On the LongFact benchmark, which tests accuracy in long-form responses to prompts, OpenAI reported that GPT-5 hallucinated 0.8% of claims in responses about people or places when it was allowed to browse the web, compared with 5.1% for OpenAI’s reasoning model o3. Performance dropped when browsing was not permitted, with GPT-5’s error rate climbing to 1.4% compared with 7.9% for o3. Both models showed worse performance than did the non-reasoning model GPT-4o, which had an error rate of 1.1% when offline.

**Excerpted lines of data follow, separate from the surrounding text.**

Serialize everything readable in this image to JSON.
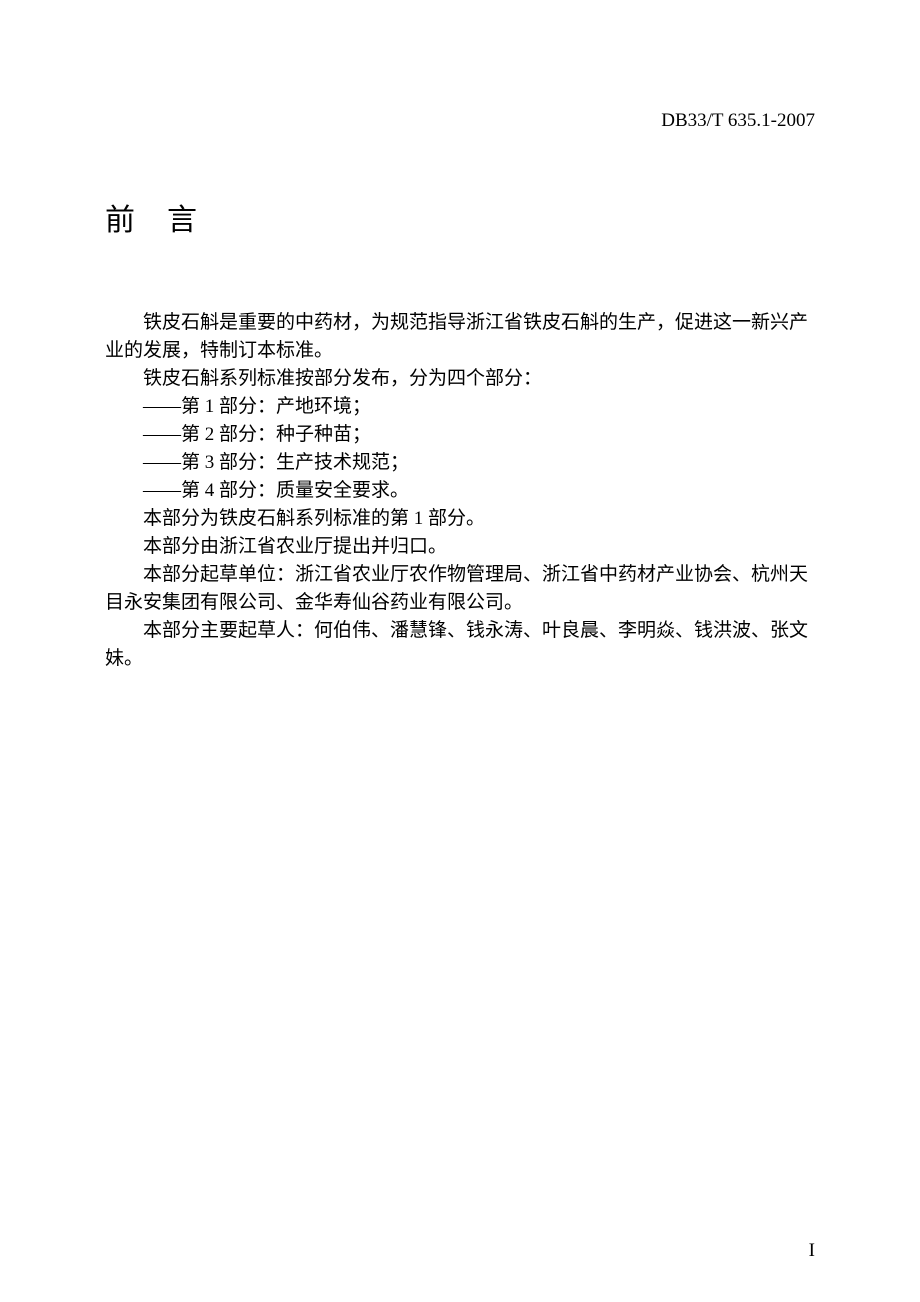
{
  "header": {
    "doc_number": "DB33/T 635.1-2007"
  },
  "title": "前言",
  "paragraphs": {
    "p1": "铁皮石斛是重要的中药材，为规范指导浙江省铁皮石斛的生产，促进这一新兴产业的发展，特制订本标准。",
    "p2": "铁皮石斛系列标准按部分发布，分为四个部分：",
    "p3": "——第 1 部分：产地环境；",
    "p4": "——第 2 部分：种子种苗；",
    "p5": "——第 3 部分：生产技术规范；",
    "p6": "——第 4 部分：质量安全要求。",
    "p7": "本部分为铁皮石斛系列标准的第 1 部分。",
    "p8": "本部分由浙江省农业厅提出并归口。",
    "p9": "本部分起草单位：浙江省农业厅农作物管理局、浙江省中药材产业协会、杭州天目永安集团有限公司、金华寿仙谷药业有限公司。",
    "p10": "本部分主要起草人：何伯伟、潘慧锋、钱永涛、叶良晨、李明焱、钱洪波、张文妹。"
  },
  "footer": {
    "page_number": "I"
  }
}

On other independent evaluations — such as the Hughes Hallucination Evaluation Model, which is run by the AI platform Vectara in Palo Alto, California, and looks at how often an LLM makes false claims when summarizing a document — rival models such as Google’s Gemini 2.0 slightly outperformed GPT-5, although both erred less than 1.5% of the time.

Learning to admit defeat

OpenAI also reported that the model was more honest in its responses than the company’s previous models were. When given a coding task that was impossible to complete — for example, owing to a lack of access to necessary hardware — GPT-5 claimed to have done the task 17% of the time, compared with 47% for o3. Although Jain wouldn’t give details of the firm’s methods, she hinted that, in later stages of the model’s training, OpenAI worked on rewarding it for answering honestly.